OGH: Unterliegen Emissionsbedingungen von Bankschuldverschreibungen der AGB-Kontrolle?
Auch die Emissionsbedingungen von Bankschuldverschreibungen unterliegen der AGB-Kontrolle
§ 864a ABGb, § 879 Abs 3 ABGB, KSchG
GZ 7 Ob 15/10x, 17.03.2010
Die Beklagte, sie ist Emittentin von Bankschuldverschreibungen, bringt vor, dass Emissionsbedingungen keine AGB seien und daher nicht der AGB-Kontrolle unterlägen.
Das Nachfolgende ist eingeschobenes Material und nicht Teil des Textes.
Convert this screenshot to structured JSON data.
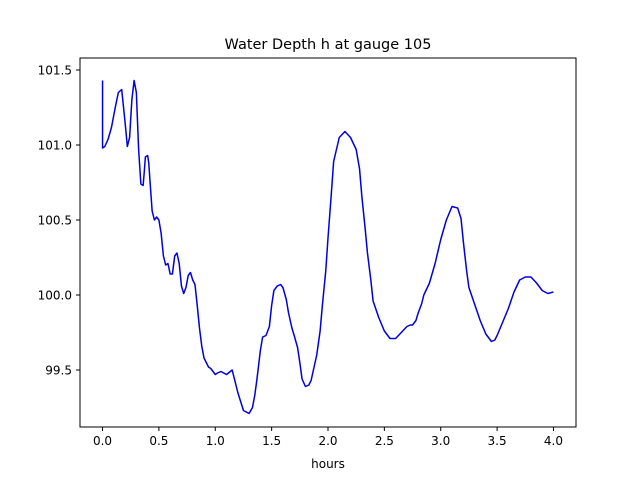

Während AGB regelmäßig auch Nebenbestimmungen enthielten, sei in Emissionsbedingungen typischerweise nur die Beschreibung der Hauptleistungspflichten enthalten. Die Revisionswerberin beruft sich dazu auf Assmann, Anleihebedingungen und AGB-Recht, WM 2005, 1053 (1054), der die Meinung vertritt, dass der Kontrollansatz des (deutschen) AGB-Rechts auf Anleihebedingungen im Besonderen und auf Bedingungen von Kapitalmarktpapieren im Allgemeinen nicht passe.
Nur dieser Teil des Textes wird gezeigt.